As Xcel’s plan evolves, Farrell wants Xcel to allow businesses, homeowners, and aggregators to also participate by selling their battery capacity or demand response into the program.
The Minnesota Solar Energy Industries Association, which promotes battery storage, also takes a dim view of Xcel owning a virtual power plant.
“This is an area where competition would likely provide better service, lower cost and more choice to ratepayers,” said regulatory and policy affairs director Curtis Zaun. “Monopolies are not particularly good at providing the best service at a reasonable rate because that is inconsistent with their investors’ interests.”
Getting the details right
Virtual power plants are different than demand response, such as thermostat savings programs, in that they add value to the grid “without any change needed to the homeowner’s behavior,” said Amy Heart, senior vice president for policy at Sunrun, a home solar and storage company that participates in virtual power plants in the Northeast and in Texas, California, and Puerto Rico.

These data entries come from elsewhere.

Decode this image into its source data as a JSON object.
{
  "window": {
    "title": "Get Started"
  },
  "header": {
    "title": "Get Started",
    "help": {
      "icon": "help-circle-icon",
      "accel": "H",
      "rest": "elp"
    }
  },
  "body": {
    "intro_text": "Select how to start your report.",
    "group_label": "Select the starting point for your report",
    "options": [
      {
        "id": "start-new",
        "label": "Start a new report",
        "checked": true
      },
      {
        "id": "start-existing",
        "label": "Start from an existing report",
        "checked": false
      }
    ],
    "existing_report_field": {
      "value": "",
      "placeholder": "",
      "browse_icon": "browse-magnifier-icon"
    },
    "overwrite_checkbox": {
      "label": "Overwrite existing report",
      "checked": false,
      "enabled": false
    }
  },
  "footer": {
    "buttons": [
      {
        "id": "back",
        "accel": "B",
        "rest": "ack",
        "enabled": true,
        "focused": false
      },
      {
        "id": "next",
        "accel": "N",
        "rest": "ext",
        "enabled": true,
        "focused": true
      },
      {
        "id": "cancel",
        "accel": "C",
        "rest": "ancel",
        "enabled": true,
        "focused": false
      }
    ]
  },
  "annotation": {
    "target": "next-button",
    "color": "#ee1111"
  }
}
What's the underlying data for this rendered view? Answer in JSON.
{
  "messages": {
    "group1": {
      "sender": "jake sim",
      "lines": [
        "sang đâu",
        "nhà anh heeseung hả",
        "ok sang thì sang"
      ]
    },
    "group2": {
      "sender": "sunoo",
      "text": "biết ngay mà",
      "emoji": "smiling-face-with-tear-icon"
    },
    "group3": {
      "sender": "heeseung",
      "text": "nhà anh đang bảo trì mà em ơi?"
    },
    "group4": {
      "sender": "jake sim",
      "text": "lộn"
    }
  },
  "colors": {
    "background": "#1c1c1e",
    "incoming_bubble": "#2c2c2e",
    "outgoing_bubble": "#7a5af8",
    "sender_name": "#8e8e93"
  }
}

Heart said the “devil is in the details” when creating a robust demand response program. A program in Arizona failed, she said, because of the underperformance of the single company it selected to aggregate resources.
Sunrun developed a virtual power plant in four New England states, enrolling more than 5,000 solar and storage customers to share their capacity on the grid. In the summer of 2022, Sunrun’s virtual power plant shared more than 1.8 gigawatt hours of electricity.
Typically, Sunrun customers agree under contract to share a portion of their battery backup 30 to 60 times annually for three hours or less for each event. The process is automated, with Sunrun’s software connecting to customer batteries and sending utilities power during high-demand times or predictable peak loads. Customers receive payment for the electricity provided.
Heart said the best systems are open to individual customers and aggregators using different battery storage brands. Giving a virtual power plant “room to grow, breathe, and adapt will be important,” she added.
The Xcel virtual power plant proposal is part of the multi-year Upper Midwest Integrated Resource Plan, which regulators have been reviewing and will likely approve, with many changes, later this year.